CHOWDER. CRIMPED. POTTED. PICKLED.
FISH are not regarded any more nutritious than flesh or fowl. Indeed, hardly as much so as a good quality of beef or mutton. Fish not entirely fresh are poor eating. They are generally in best condition shortly before spawning, and are thought to be unfit for human food immediately after spawning. For invalids, white fish, such as cod and haddock, etc., are the best. Flounders and tur-bot are also good. Flat fish will keep the longest. Salmon, mackerel, trout, and herring decompose quickly. The tur-bot will improve by keeping a few hours before cooking.
Notice that the body of the fish is firm and the eyes full, and the gills red.
Do not allow fish to remain but a short time in water. It makes them soft and flabby.
To thrw out frozen fish, lay them in cold water till the ice cleaves from the body.
Large fish are usually boiled or baked. Small ones, fried or broiled.
A fish is scaled more easily by plunging for an instant in hot water.
Fish should be carefully cleaned before cooking. Any coagulated blood should be scraped away with a knife, and they should be freed from scales. But if washed beyond what is necessary, the flavor of the fish is diminished.
The mode of cooking fresh and salt-water fish is substantially the same, and the recipes given furnish all necessary information.
The various sauces called for in the following recipes will be found in the chapter on "SAUCES."
For fish croquettes, see "CROQUETTES."
Fresh cod or haddock are regarded as best for chowder, although our common lake fish may be used. Cut into 2 inch pieces. Fry some slices of salt pork crisp, in an iron pot. Take out and chop fine, leaving the fat. Put a layer of fish in this fat, then a layer of split crackers, then some bits of the pork, some thick slices of peeled potatoes and some chopped onion, and pepper. Then another layer of fish, with a repetition of the other articles. Cover with boiling water and cook half an hour. Skim it out in the dish in which it is to be served, thicken the gravy with flour, add a little catsup, boil up and pour over the chowder. Remove the bones if convenient, when dishing up.
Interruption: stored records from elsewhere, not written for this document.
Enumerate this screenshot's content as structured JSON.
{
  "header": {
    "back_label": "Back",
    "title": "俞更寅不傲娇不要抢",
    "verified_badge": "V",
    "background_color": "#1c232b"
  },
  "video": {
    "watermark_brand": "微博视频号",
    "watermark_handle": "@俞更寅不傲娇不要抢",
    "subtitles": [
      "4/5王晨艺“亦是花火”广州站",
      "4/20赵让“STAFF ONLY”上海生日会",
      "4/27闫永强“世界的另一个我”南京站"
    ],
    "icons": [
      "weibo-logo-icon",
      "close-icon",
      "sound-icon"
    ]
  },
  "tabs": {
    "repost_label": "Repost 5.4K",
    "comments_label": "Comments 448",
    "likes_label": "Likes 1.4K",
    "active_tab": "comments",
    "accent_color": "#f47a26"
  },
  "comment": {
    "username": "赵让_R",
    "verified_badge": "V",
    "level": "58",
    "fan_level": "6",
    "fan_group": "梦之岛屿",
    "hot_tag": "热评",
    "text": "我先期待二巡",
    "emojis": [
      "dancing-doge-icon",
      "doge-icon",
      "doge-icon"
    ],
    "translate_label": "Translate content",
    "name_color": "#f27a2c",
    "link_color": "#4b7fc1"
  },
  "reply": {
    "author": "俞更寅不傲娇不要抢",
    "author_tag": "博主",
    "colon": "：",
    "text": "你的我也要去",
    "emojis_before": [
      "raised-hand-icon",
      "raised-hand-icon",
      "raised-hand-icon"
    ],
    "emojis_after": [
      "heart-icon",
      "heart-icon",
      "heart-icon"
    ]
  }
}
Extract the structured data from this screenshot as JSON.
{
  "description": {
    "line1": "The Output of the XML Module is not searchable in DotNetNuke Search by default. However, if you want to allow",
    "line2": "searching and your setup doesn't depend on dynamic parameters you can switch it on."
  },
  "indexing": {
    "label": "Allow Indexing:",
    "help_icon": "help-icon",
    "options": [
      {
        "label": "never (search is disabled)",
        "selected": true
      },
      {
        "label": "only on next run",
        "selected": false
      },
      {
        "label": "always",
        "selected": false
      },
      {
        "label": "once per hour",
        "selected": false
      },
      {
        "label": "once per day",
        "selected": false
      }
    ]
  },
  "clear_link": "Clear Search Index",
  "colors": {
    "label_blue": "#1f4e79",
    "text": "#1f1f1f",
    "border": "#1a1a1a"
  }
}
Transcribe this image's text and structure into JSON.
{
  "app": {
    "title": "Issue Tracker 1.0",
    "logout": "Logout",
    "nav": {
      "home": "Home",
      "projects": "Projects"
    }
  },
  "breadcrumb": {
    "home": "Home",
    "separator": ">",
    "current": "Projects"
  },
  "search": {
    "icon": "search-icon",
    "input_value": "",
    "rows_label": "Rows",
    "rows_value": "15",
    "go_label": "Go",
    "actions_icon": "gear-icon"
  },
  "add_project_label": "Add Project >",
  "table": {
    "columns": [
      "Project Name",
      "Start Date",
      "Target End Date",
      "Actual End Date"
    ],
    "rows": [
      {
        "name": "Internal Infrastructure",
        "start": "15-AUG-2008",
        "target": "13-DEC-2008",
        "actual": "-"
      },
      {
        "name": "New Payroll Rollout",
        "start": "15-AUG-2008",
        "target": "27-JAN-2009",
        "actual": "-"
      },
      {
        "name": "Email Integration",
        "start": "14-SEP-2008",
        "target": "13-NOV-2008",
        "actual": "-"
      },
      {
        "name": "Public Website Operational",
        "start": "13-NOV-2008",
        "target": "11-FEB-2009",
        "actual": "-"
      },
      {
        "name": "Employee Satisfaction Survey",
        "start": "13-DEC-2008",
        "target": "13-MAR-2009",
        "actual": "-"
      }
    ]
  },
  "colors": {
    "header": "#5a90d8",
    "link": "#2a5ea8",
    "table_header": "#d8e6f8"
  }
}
Cut freshly-caught salmon into slices 1 1/2 inches thick. Wash in strong salt and water. Lay on a fish-plate, if you have one, and plunge into boiling salted water. It will be done in 10 or 15 minutes. Serve immediately with lobster sauce or plain melted butter.
Miss Juliet Corson.
Remove the fins and head of the fish, clean well, cut in slices an inch thick, pack it in a little jar having a cover, in layers, and between the layers put 1 teaspoon each of whole cloves, and whole peppers, 2 blades of mace, a bay leaf, a tablespoon of salt. When all is used, cover with vinegar and water, half and half. Put over it a buttered paper, or else fasten the jar cover on with paste. Put in a hot oven and bake 4 or 5 hours. The bones will have entirely disappeared. Eat cold or hot.